Two boys, alone and obviously in danger, playing perilously along the edge of the pond, mere moments from... what exactly?
(This pond is about 6 inches deep here. I know because L has fallen in it before*.)
I thought the mothers would laugh and realize their mistake when they saw me sitting on the bench right there, but on the contrary they rushed right over and pulled the boys away from the edge. "No, no!" they yelled. "It's dangerous! You can't play here." And then, looking at me, repeated: "It's dangerous!"
I reassured them that the boys knew what they were doing, and I was right there, but they were not to be deterred. Their constant refrain? "Something could happen!"
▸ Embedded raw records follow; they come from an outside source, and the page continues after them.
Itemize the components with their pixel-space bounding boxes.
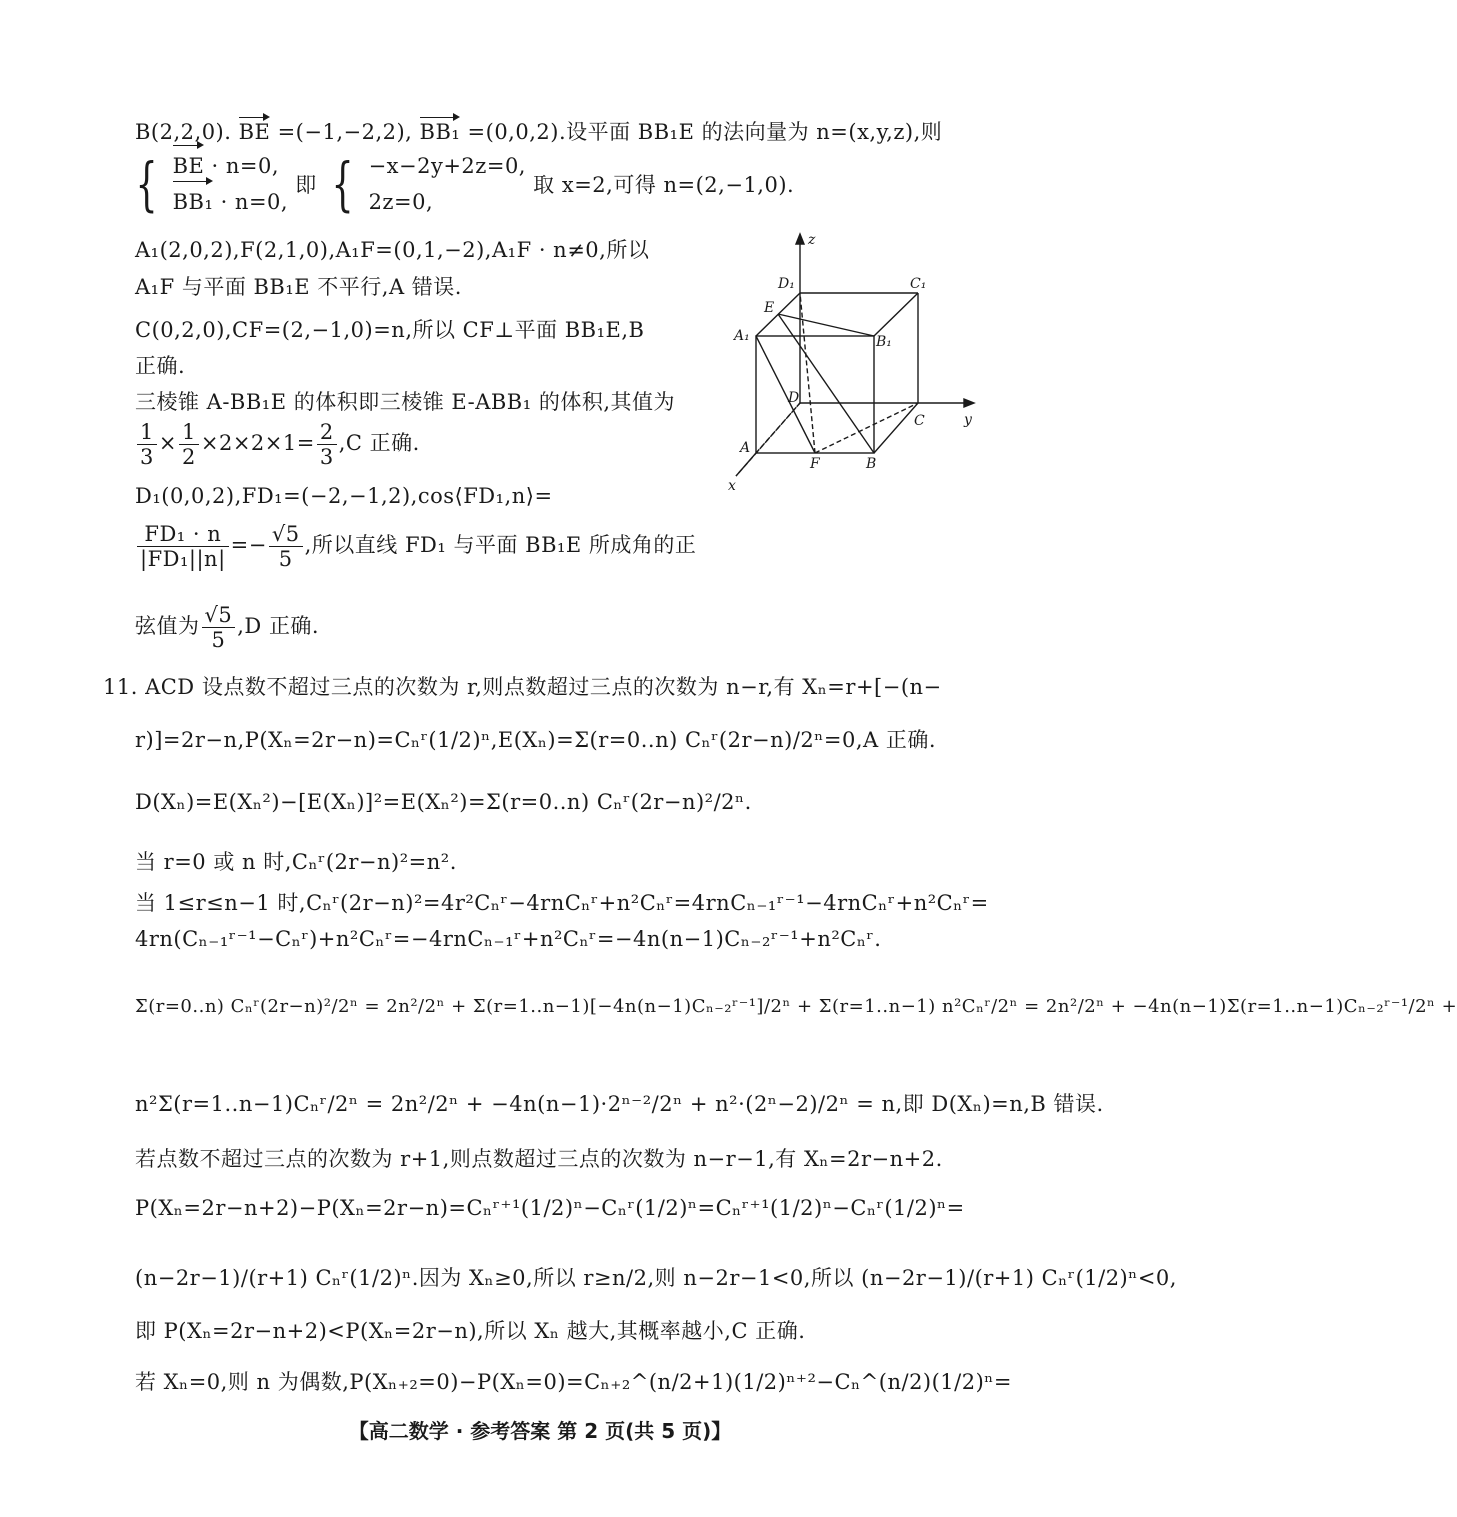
frac-num: 2 (317, 420, 337, 445)
problem-11-line-2: r)]=2r−n,P(Xₙ=2r−n)=Cₙʳ(1/2)ⁿ,E(Xₙ)=Σ(r=0..n) Cₙʳ(2r−n)/2ⁿ=0,A 正确. (135, 728, 937, 752)
solution-line-3: A₁(2,0,2),F(2,1,0),A₁F=(0,1,−2),A₁F · n≠0,所以 (135, 238, 650, 262)
label-y: y (964, 412, 972, 428)
text-sine: 弦值为 (135, 614, 200, 638)
label-x: x (728, 478, 736, 494)
vector-be: BE (238, 120, 271, 144)
label-e: E (764, 300, 775, 316)
solution-line-6: 正确. (135, 354, 186, 378)
label-d1: D₁ (778, 276, 795, 292)
label-b: B (866, 456, 877, 472)
solution-line-10 (135, 522, 696, 571)
problem-11-line-5: 当 1≤r≤n−1 时,Cₙʳ(2r−n)²=4r²Cₙʳ−4rnCₙʳ+n²Cₙʳ=4rnCₙ₋₁ʳ⁻¹−4rnCₙʳ+n²Cₙʳ= (135, 891, 989, 915)
frac-num: √5 (269, 522, 303, 547)
vector-bb1-2: BB₁ (173, 184, 214, 220)
label-c: C (914, 413, 925, 429)
problem-11-line-9: 若点数不超过三点的次数为 r+1,则点数超过三点的次数为 n−r−1,有 Xₙ=2r−n+2. (135, 1147, 943, 1171)
sys-tail: 取 x=2,可得 n=(2,−1,0). (533, 173, 795, 197)
problem-11-line-10: P(Xₙ=2r−n+2)−P(Xₙ=2r−n)=Cₙʳ⁺¹(1/2)ⁿ−Cₙʳ(1/2)ⁿ=Cₙʳ⁺¹(1/2)ⁿ−Cₙʳ(1/2)ⁿ= (135, 1196, 965, 1220)
problem-11-line-1: 11. ACD 设点数不超过三点的次数为 r,则点数超过三点的次数为 n−r,有 Xₙ=r+[−(n− (103, 675, 942, 699)
text-line-angle: ,所以直线 FD₁ 与平面 BB₁E 所成角的正 (304, 533, 697, 557)
sys-a1: · n=0, (211, 154, 280, 178)
text-eq: =− (230, 533, 267, 557)
x-axis (736, 453, 756, 476)
line-eb (778, 314, 874, 453)
label-b1: B₁ (876, 334, 892, 350)
frac-num: 1 (137, 420, 157, 445)
sys-b1: −x−2y+2z=0, (368, 154, 526, 178)
label-a1: A₁ (734, 328, 750, 344)
label-c1: C₁ (910, 276, 927, 292)
text-d-correct: ,D 正确. (237, 614, 320, 638)
edge-b1c1 (874, 293, 918, 336)
problem-11-line-12: 即 P(Xₙ=2r−n+2)<P(Xₙ=2r−n),所以 Xₙ 越大,其概率越小,C 正确. (135, 1319, 806, 1343)
label-z: z (808, 232, 816, 248)
solution-line-11 (135, 603, 319, 652)
sys-b2: 2z=0, (368, 190, 434, 214)
edge-bc (874, 403, 918, 453)
frac-den: 3 (140, 445, 154, 469)
left-brace-2: { (331, 150, 354, 218)
label-a: A (740, 440, 751, 456)
fraction-sqrt5-5b (202, 603, 236, 652)
solution-line-1 (135, 116, 942, 146)
sys-a2: · n=0, (220, 190, 289, 214)
left-brace: { (135, 150, 158, 218)
solution-line-5: C(0,2,0),CF=(2,−1,0)=n,所以 CF⊥平面 BB₁E,B (135, 318, 645, 342)
solution-line-8: $\frac{1}{3}$ × $\frac{1}{2}$ ×2×2×1= $\frac{2}{3}$ ,C 正确. (135, 420, 420, 469)
cube-diagram (728, 228, 980, 494)
fraction-two-thirds (317, 420, 337, 469)
frac-den: |FD₁||n| (140, 547, 226, 571)
text-b-coords: B(2,2,0). (135, 120, 232, 144)
solution-line-9: D₁(0,0,2),FD₁=(−2,−1,2),cos⟨FD₁,n⟩= (135, 484, 553, 508)
problem-11-line-8: n²Σ(r=1..n−1)Cₙʳ/2ⁿ = 2n²/2ⁿ + −4n(n−1)·2ⁿ⁻²/2ⁿ + n²·(2ⁿ−2)/2ⁿ = n,即 D(Xₙ)=n,B 错误. (135, 1092, 1104, 1116)
problem-11-line-4: 当 r=0 或 n 时,Cₙʳ(2r−n)²=n². (135, 850, 457, 874)
frac-den: 3 (319, 445, 334, 469)
line-eb1 (778, 314, 874, 336)
fraction-cosine (137, 522, 229, 571)
system-right (369, 148, 526, 220)
problem-11-line-13: 若 Xₙ=0,则 n 为偶数,P(Xₙ₊₂=0)−P(Xₙ=0)=Cₙ₊₂^(n/2+1)(1/2)ⁿ⁺²−Cₙ^(n/2)(1/2)ⁿ= (135, 1370, 1012, 1394)
text-normal-vector: =(0,0,2).设平面 BB₁E 的法向量为 n=(x,y,z),则 (467, 120, 943, 144)
frac-den: 5 (278, 547, 293, 571)
text-be-value: =(−1,−2,2), (277, 120, 413, 144)
frac-num: √5 (202, 603, 236, 628)
z-axis-arrow (796, 234, 804, 244)
system-left (173, 148, 289, 220)
page-footer: 【高二数学 · 参考答案 第 2 页(共 5 页)】 (348, 1419, 732, 1443)
label-d: D (788, 390, 800, 406)
frac-den: 2 (181, 445, 196, 469)
vector-bb1: BB₁ (419, 120, 461, 144)
fraction-one-third (137, 420, 157, 469)
solution-line-4: A₁F 与平面 BB₁E 不平行,A 错误. (135, 275, 462, 299)
front-face (756, 336, 874, 453)
text-c-correct: ,C 正确. (338, 431, 420, 455)
problem-11-line-11: (n−2r−1)/(r+1) Cₙʳ(1/2)ⁿ.因为 Xₙ≥0,所以 r≥n/2,则 n−2r−1<0,所以 (n−2r−1)/(r+1) Cₙʳ(1/2)ⁿ<0, (135, 1266, 1177, 1290)
frac-den: 5 (211, 628, 226, 652)
vector-be-2: BE (173, 148, 205, 184)
problem-11-line-7: Σ(r=0..n) Cₙʳ(2r−n)²/2ⁿ = 2n²/2ⁿ + Σ(r=1..n−1)[−4n(n−1)Cₙ₋₂ʳ⁻¹]/2ⁿ + Σ(r=1..n−1) n²Cₙʳ/2ⁿ = 2n²/2ⁿ + −4n(n−1)Σ(r=1..n−1)Cₙ₋₂ʳ⁻¹/2ⁿ + (135, 996, 1457, 1017)
label-f: F (810, 456, 820, 472)
fraction-one-half (179, 420, 199, 469)
text-ji: 即 (295, 173, 317, 197)
fraction-sqrt5-5 (269, 522, 303, 571)
text-product: ×2×2×1= (200, 431, 315, 455)
y-axis-arrow (964, 399, 974, 407)
frac-num: FD₁ · n (137, 522, 229, 547)
solution-line-7: 三棱锥 A-BB₁E 的体积即三棱锥 E-ABB₁ 的体积,其值为 (135, 390, 676, 414)
frac-num: 1 (179, 420, 199, 445)
equation-system (128, 148, 794, 220)
line-fc (815, 403, 918, 453)
problem-11-line-3: D(Xₙ)=E(Xₙ²)−[E(Xₙ)]²=E(Xₙ²)=Σ(r=0..n) Cₙʳ(2r−n)²/2ⁿ. (135, 790, 752, 814)
problem-11-line-6: 4rn(Cₙ₋₁ʳ⁻¹−Cₙʳ)+n²Cₙʳ=−4rnCₙ₋₁ʳ+n²Cₙʳ=−4n(n−1)Cₙ₋₂ʳ⁻¹+n²Cₙʳ. (135, 927, 882, 951)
Like my favorite movie heroine, I can never think of the right thing to say at the right moment. Later that evening, I was still thinking about their words: "Something could happen." I thought and thought and, hours later, I finally came up with the perfectly-worded response. "So what?!"
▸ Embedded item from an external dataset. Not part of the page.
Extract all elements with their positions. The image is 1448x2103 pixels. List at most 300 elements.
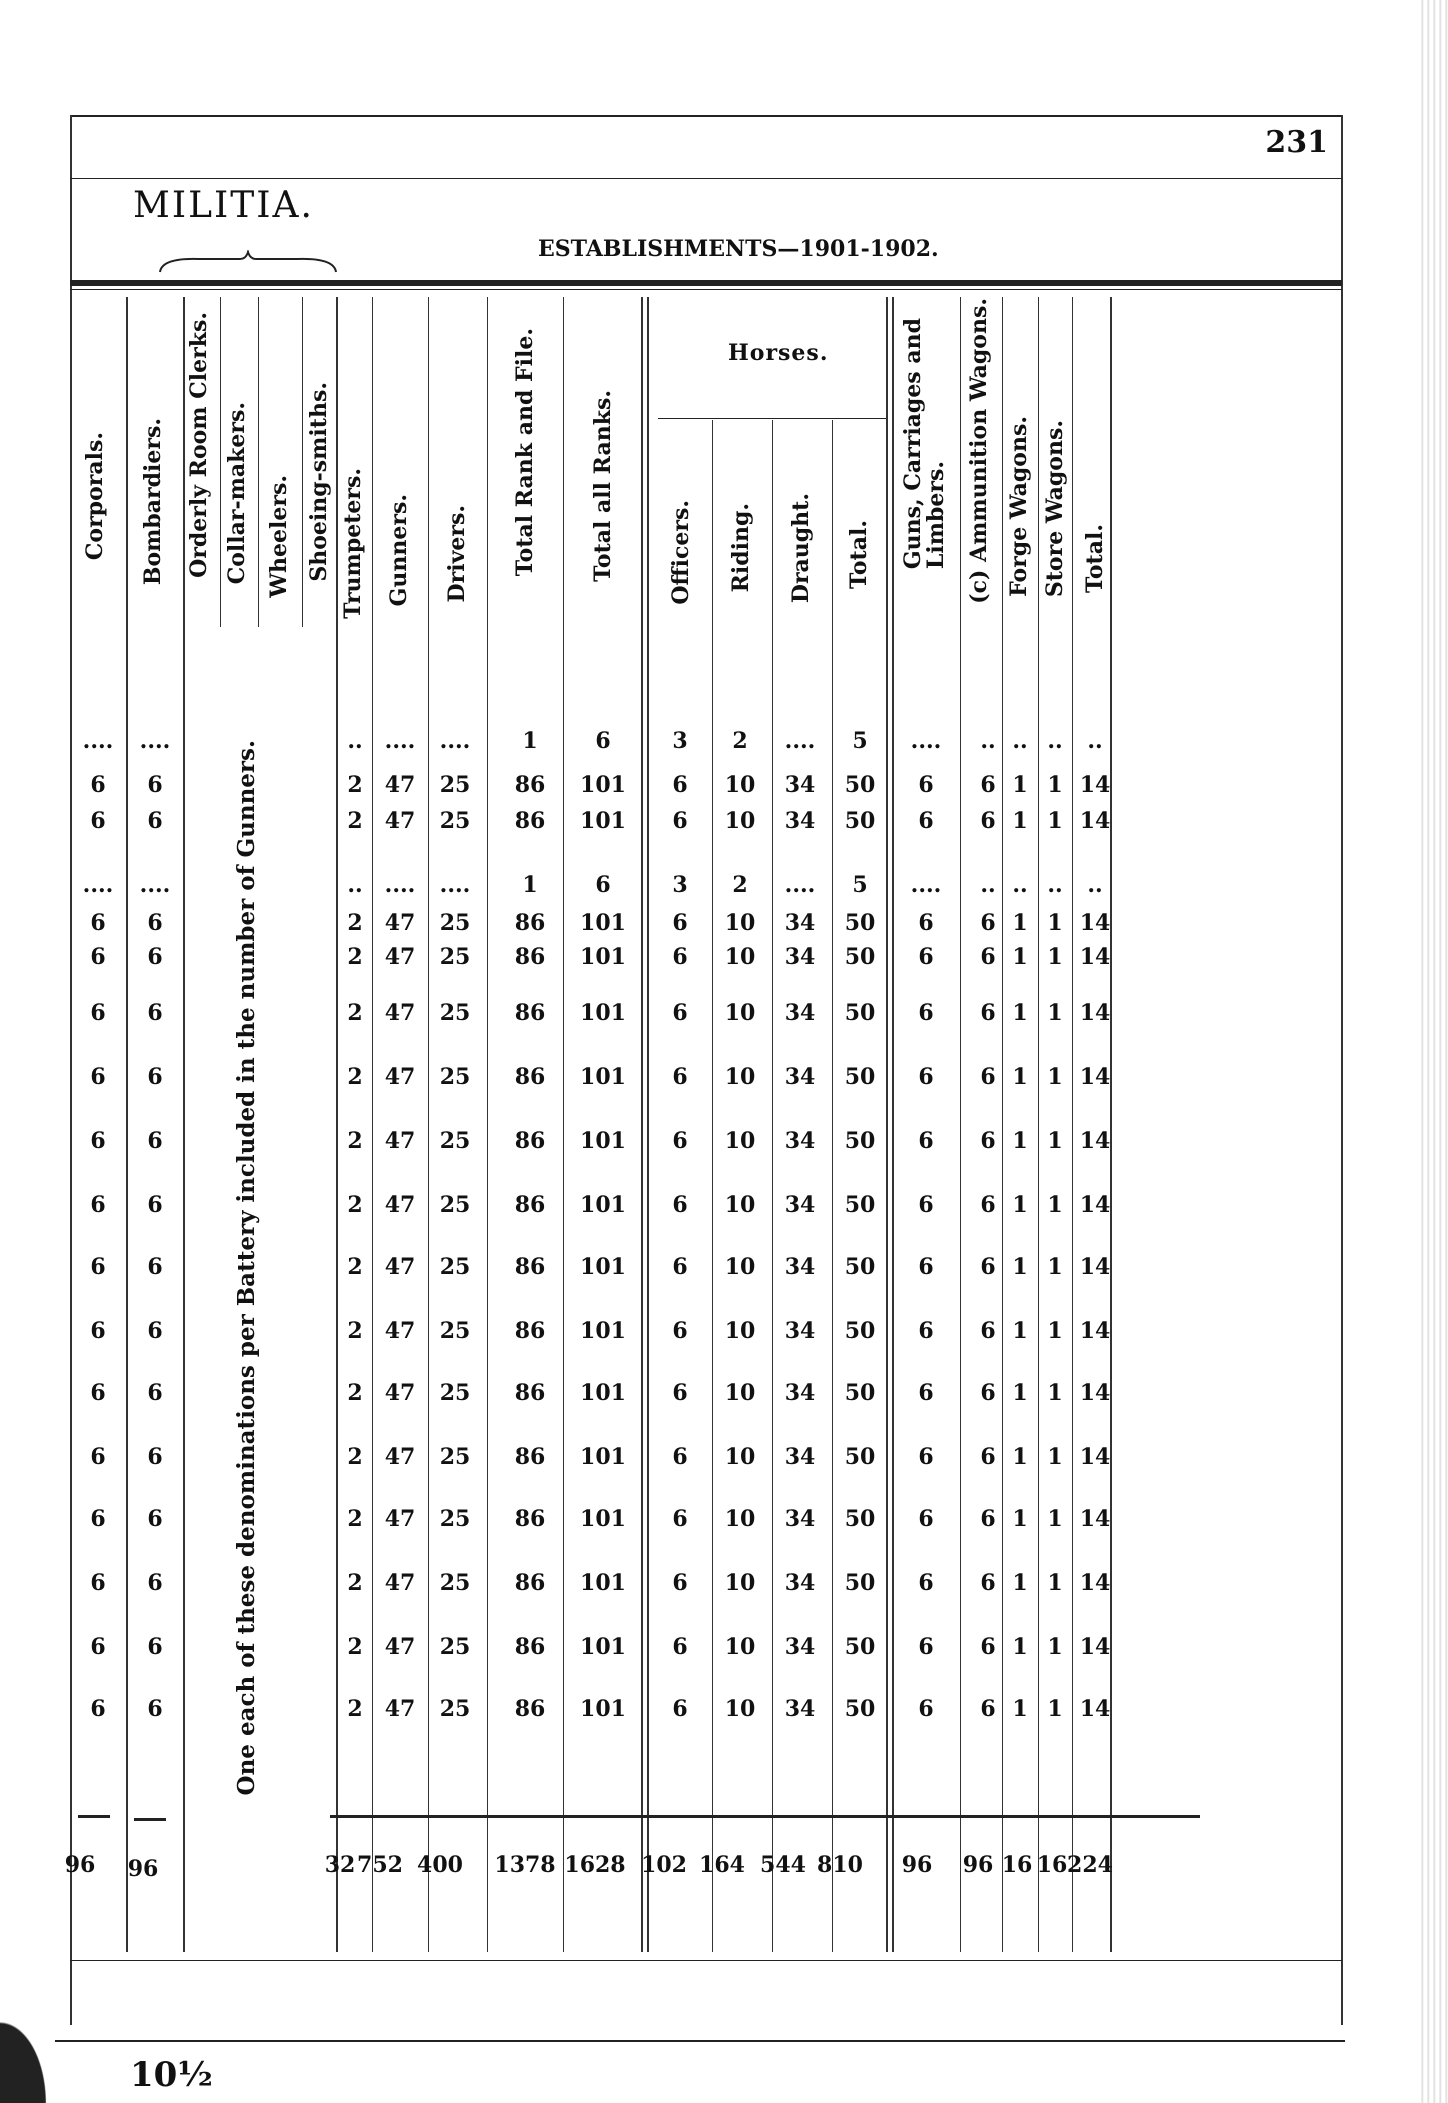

I wish I would have said that at the time. So what!? Since when is our goal as parents to make sure nothing happens to our kids? Parents are charging themselves with the task of foreseeing and then eliminating and avoiding every possible injury or negative experience that might happen to their kids. I want to lower the bar.
Basically, I want my boys to survive childhood and avoid life-altering injuries if possible. I don't want them to be paralyzed, lose any limbs, or get any third-degree burns, or gouge out their eyes. But tumbles and skinned knees and accidental falls into the pond when I'm standing a few feet away? I'm not going to worry about those. I don't even want to sweat the possibility of broken arms from falling off the jungle gym or out of a tree.
The thing is, kids learn from those injuries and mishaps.
*The very next time we went to the pond, after L fell in that day, he headed straight for the edge again. "Be careful!" I warned. "I am be carefuling!" he answered indignantly, as he lowered himself on to his belly and scooted toward the edge. He hasn't fallen in since.